Una volta c’era la gogna, ora ci sono le pagine istituzionali dei Comuni o le piazze davanti ai municipi. Ci sono i poveri due volte, senza un euro e senza privacy. Poveri e quindi costretti a elemosinare i buoni spesa di poche centinaia di euro per mangiare durante l’emergenza Covid-19. Poveri perché, per ottenere il ticket e mettere qualcosa a tavola, il loro nome o la loro faccia deve andare in pasto al pubblico ludibrio, sul web o per strada. Zero riservatezza. E benzina sotto il fuoco delle delazioni anonime: tutti sono chiusi in casa, tutti si connettono a Internet, c’è chi va sul sito comunale, legge, denuncia sui social: “Perché tizio ha avuto il buono? La data di nascita è strana…”. Forse qualcuno dei beneficiari ha fatto il furbetto. Forse qualcuno potrebbe passare meglio il suo tempo invece di andare a caccia di disgraziati. Ci sono miserie e miserie.

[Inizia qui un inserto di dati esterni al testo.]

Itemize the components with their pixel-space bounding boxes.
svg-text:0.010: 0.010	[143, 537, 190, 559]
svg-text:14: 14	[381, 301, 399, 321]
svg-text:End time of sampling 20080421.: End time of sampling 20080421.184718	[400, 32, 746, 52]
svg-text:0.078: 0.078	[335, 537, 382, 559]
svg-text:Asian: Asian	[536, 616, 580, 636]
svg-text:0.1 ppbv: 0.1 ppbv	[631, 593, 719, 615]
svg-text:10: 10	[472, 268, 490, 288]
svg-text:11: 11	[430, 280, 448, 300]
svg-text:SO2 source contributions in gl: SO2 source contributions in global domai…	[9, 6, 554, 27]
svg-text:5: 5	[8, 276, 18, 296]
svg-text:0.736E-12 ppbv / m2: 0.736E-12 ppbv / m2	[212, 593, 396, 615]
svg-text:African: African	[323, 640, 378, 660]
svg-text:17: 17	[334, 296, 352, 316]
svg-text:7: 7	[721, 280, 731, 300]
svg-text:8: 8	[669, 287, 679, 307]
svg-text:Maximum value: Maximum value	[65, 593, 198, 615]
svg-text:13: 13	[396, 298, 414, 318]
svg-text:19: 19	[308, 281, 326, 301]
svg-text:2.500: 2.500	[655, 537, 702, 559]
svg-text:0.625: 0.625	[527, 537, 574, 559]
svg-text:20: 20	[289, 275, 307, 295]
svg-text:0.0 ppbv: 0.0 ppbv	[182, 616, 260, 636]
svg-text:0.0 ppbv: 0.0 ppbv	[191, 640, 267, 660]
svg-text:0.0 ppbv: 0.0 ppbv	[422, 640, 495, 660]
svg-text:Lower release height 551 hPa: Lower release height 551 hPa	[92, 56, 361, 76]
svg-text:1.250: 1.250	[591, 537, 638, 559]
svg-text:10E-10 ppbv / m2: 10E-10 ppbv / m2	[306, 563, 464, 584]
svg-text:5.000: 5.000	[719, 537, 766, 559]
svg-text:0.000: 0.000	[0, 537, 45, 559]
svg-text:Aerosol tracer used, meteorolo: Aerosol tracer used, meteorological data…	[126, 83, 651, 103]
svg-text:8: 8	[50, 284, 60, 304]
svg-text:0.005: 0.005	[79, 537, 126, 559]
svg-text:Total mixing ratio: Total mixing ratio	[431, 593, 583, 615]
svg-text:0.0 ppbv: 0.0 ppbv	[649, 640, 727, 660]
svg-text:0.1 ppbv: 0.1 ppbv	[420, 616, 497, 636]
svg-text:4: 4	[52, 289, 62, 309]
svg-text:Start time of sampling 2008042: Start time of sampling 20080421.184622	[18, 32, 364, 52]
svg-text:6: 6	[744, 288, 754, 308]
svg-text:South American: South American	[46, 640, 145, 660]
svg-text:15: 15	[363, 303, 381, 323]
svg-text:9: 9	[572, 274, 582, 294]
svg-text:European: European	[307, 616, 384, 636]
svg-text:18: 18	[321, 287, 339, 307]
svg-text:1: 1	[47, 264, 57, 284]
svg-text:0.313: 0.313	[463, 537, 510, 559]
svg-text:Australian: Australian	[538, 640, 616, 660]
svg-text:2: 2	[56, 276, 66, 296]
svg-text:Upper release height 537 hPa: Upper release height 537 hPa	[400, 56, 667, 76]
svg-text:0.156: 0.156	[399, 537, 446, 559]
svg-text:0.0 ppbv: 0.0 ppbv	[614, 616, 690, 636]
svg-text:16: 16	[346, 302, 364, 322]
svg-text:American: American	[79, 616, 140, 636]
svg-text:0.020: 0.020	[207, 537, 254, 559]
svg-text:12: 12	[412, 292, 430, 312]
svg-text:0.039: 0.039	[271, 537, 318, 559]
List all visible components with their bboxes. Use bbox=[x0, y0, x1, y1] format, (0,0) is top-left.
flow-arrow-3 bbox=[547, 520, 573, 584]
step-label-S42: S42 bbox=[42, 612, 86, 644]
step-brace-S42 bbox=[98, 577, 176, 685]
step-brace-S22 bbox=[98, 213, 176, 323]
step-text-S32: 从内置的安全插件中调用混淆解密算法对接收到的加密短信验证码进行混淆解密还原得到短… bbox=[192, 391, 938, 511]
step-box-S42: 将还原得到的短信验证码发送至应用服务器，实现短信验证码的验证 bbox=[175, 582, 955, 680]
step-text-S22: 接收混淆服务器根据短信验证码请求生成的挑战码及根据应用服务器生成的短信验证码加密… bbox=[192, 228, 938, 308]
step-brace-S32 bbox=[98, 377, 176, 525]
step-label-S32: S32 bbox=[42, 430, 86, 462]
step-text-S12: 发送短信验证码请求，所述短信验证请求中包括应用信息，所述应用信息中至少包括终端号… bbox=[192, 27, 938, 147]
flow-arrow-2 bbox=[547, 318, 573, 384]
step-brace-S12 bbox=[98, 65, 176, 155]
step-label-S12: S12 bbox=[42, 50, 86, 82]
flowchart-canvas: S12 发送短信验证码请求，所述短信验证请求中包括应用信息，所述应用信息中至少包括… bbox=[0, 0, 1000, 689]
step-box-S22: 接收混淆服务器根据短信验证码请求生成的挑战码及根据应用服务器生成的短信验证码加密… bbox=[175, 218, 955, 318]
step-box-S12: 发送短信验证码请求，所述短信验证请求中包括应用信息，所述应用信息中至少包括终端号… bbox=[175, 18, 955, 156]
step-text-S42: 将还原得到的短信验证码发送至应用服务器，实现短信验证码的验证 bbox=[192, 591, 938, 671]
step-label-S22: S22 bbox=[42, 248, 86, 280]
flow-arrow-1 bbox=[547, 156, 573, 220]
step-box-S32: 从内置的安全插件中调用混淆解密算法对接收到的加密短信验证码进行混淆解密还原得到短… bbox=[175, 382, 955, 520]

A Gragnano, quasi 30 mila abitanti in provincia di Napoli, sul sito del Comune hanno pubblicato il file pdf con i nomi, cognomi e le date di nascita delle 701 persone ammesse a ricevere il buono spesa. 701 signori e signore a cui d’ora in poi si potrà attribuire una patente di povertà certificata. Nell’ultima colonna del file Excel non è indicato l’importo, da calcolare in un momento successivo “secondo la composizione del nucleo familiare”, si legge. E c’è chi ha fatto partire la catena di Sant’Antonio dei sospetti intorno a questa misura di emergenza che il governo Conte ha affidato alla cura dei comuni. “La legge impone di pubblicare i beneficiari di importi pubblici” taglia corto il sindaco di Gragnano Paolo Cimmino “il dirigente dei servizi sociali ha ritenuto di fare così in base a un obbligo normativo”. Cimmino ha ragione. Pudore e ragioni di privacy, però, hanno suggerito alla quasi totalità delle amministrazioni comunali di non mettere sul portale l’elenco. O almeno di fare come il comune di San Giorgio a Cremano, famoso per avere dato i natali a Massimo Troisi: il file c’è, ma dei 411 beneficiari ci sono solo le iniziali.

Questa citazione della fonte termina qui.